Que se passe-t-il au juste pour que le patient retrouve ainsi, souvent, une grande intensité d’affects refoulés? Le processus garde une grande part de mystère, ce qui ne nous paraît pas dangereux; la prétention de savoir ce qui se passe pour l’autre, et comment, l’est à nos yeux davantage. Je fournirai néanmoins deux hypothèses en réponse à la question. La première a une prétention scientifique: sur le plan physiologique, l’hyperventilation provoque, paradoxalement, du fait d’une vasoconstriction capillaire cérébrale, une carence en oxygène au niveau du cerveau et, en conséquence, une baisse de la fonction intégrative, amenant la levée de certaines barrières et un état modifié de conscience. La seconde est plus poétique et nous parle peut-être mieux: nous avons tous fait l’expérience qu’il suffit d’une chansonnette ou d’un parfum, l’un et l’autre portés par le souffle, pour qu’une émotion lointaine nous bouleverse à nouveau dans l’instant. Nous ne nous inquiétons pas de savoir comment s’y prend le souffle pour nous surprendre ainsi. C’est ce qui se passe en rebirth: les cellules ont une mémoire, les scientifiques le savent maintenant, et en soufflant sur les braises, le feu se rallume.
La théorie analytique a particulièrement bien montré comment le refoulement coupe nos représentations de l’affect qui y était associé. Nous voulons bien nous rappeler, intellectuellement, les événements lourds de notre histoire – et encore pas tous – mais nous en avons détaché la charge affective. Le souffle, en rebirth, les associe de nouveau. Dans quel but me direz-vous? Le refoulement en effet serait le meilleur et le plus économique des échappatoires, si les symptômes et la maladie – et parfois sur plusieurs générations – ne venaient pas exprimer ce dont se souviennent les cellules et que nous voulons taire.
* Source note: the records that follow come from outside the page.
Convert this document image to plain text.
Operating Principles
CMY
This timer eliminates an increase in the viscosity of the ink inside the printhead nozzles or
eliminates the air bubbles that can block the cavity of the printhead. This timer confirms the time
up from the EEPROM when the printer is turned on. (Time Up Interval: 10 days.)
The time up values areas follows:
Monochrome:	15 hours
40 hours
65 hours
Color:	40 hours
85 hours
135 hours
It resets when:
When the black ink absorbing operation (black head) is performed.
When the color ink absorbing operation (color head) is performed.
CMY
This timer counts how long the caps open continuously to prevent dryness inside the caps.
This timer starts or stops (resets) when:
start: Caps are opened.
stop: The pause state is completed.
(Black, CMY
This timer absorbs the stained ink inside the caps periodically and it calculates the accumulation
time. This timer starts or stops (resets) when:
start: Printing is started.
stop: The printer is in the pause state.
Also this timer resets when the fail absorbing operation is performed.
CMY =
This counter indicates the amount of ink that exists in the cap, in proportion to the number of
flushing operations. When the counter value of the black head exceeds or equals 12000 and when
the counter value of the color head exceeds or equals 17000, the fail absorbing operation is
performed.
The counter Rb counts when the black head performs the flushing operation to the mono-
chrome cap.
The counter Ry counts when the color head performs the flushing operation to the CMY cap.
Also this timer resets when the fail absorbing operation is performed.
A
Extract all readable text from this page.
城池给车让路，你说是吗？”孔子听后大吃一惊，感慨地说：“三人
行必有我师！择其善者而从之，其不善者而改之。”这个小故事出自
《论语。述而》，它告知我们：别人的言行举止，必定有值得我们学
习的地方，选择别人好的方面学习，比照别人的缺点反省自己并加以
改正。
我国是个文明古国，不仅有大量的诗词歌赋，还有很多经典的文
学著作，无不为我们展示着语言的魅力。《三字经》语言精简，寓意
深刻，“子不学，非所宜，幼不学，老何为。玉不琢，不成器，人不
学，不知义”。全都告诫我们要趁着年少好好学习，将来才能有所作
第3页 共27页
Une jeune femme qui a subi l’inceste durant une longue partie de son enfance et qui pouvait en parler calmement, me bouleversait après son travail de rebirth où elle recontactait des émotions dramatiques, parce qu’elle concluait « alors, c’était vrai ». Cruelle reviviscence qui a fini par la libérer de terribles douleurs; elle avait pu crier et dénoncer le crime son corps n’avait plus à en témoigner.
Comme nous le disions, et cet exemple le montre bien, nous voyons que l’expérience du rebirth ne fait pas retour sur le seul trauma de la naissance, mais que celui-ci est inaugural, comme est alors inaugurale notre rencontre avec le souffle. Même si nous nous gardons bien d’induire quoi que ce soit, nous observons comment c’est en réalité l’origine que cherche le patient; et à travers le puzzle de ses résistances et des chocs retrouvés, c’est la place exacte qu’on lui a faite sur la terre qu’il prétend cerner pour donner à sa vie, le plus librement possible, un sens adapté.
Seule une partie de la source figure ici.